Cell Counting + Viability
Fig. 1: Single cell library prep analysis for primary PBMCs on a Moxi GO II
Nuclei Counting
Fig. 2: Single cell library prep for nuclei isolated from a PBMC sample on a Moxi GO II.
This data was taken from a user isolating nuclei from a PBMC sample for single cell sequencing. Accurate concentration calculations of nuclei when compared to the unlysed sample (Fig 2, right) in addition to easy identification of nuclei via PI staining show the effectiveness of Moxi instruments in giving a fast, easy, reliable check of nuclei before sending it off for sequencing.
Aggregate Percentage Calculations
Fig. 3: Doublet calculations of a HEK293 single cell library prep on a Moxi GO II.

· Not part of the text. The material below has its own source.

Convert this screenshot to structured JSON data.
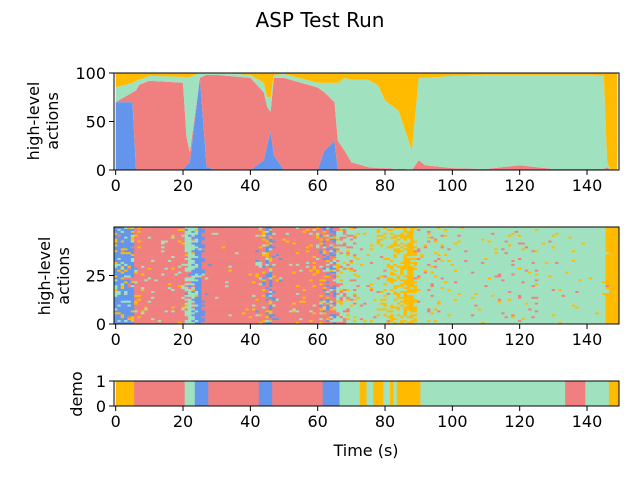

This data was taken from a user doing a preparation of HEK293 cells for single cell analysis on a Moxi GO II. Viability measurements using propidium iodide (PI) shows high sample viability (Fig. 3). There is minimal sample contamination as very few events were counted at <3um. However, the doublet population is rather high for an optimal single cell sequencing run and might cause downstream complications.
Post-FACS Purity Check
Fig. 4: Single cell library prep for ES-derived immature cardiomyocytes post-GFP sort on a Moxi GO II.
This data was taken from a user who performed FACS sorting on GFP-tagged immature cardiomyocytes before single cell sequencing. By using the Moxi GO II’s 525/40nm green channel (PMT1), the intact, properly sorted, GFP-positive cardiomyocytes could easily be identified and counted (Fig. 4, left). By utilizing the second 561nm/LP orange/red channel at the same time, PI-based viability measurements can be performed on the same test (Fig. 4, left-middle). By using the post-run analysis software built into the instrument, the viability of the GFP-positive cells (GFP+, PI-) can be specifically determined (Fig. 4, right-middle). This allows for validation that the cells of interest have a high enough viability percentage to yield successful genomic data. Additionally, the aggregates and sample contamination can be calculated (Fig. 4, right) and, with the combination of all of this data, the overall success of the potential sequencing run can be evaluated simply and effectively. In this case the sample, while slightly lower concentration than suggested (648 cells/µL vs recommended minimum of 700 cells/µL), is likely high enough quality to yield good sequencing results.
Summary
Comprehensive analysis of all the relevant parameters needed to ensure that a single cell sample is good to send off for sequencing can be done in just one test using a Moxi GO II or Moxi V. Both instruments come with unbeatable reproducibility in combination with the flexibility to adjust the post-run analysis software to accurately obtain data from a large number of cell types and fluorescent markers. Single cell library preparation has never been easier than with a Moxi instrument!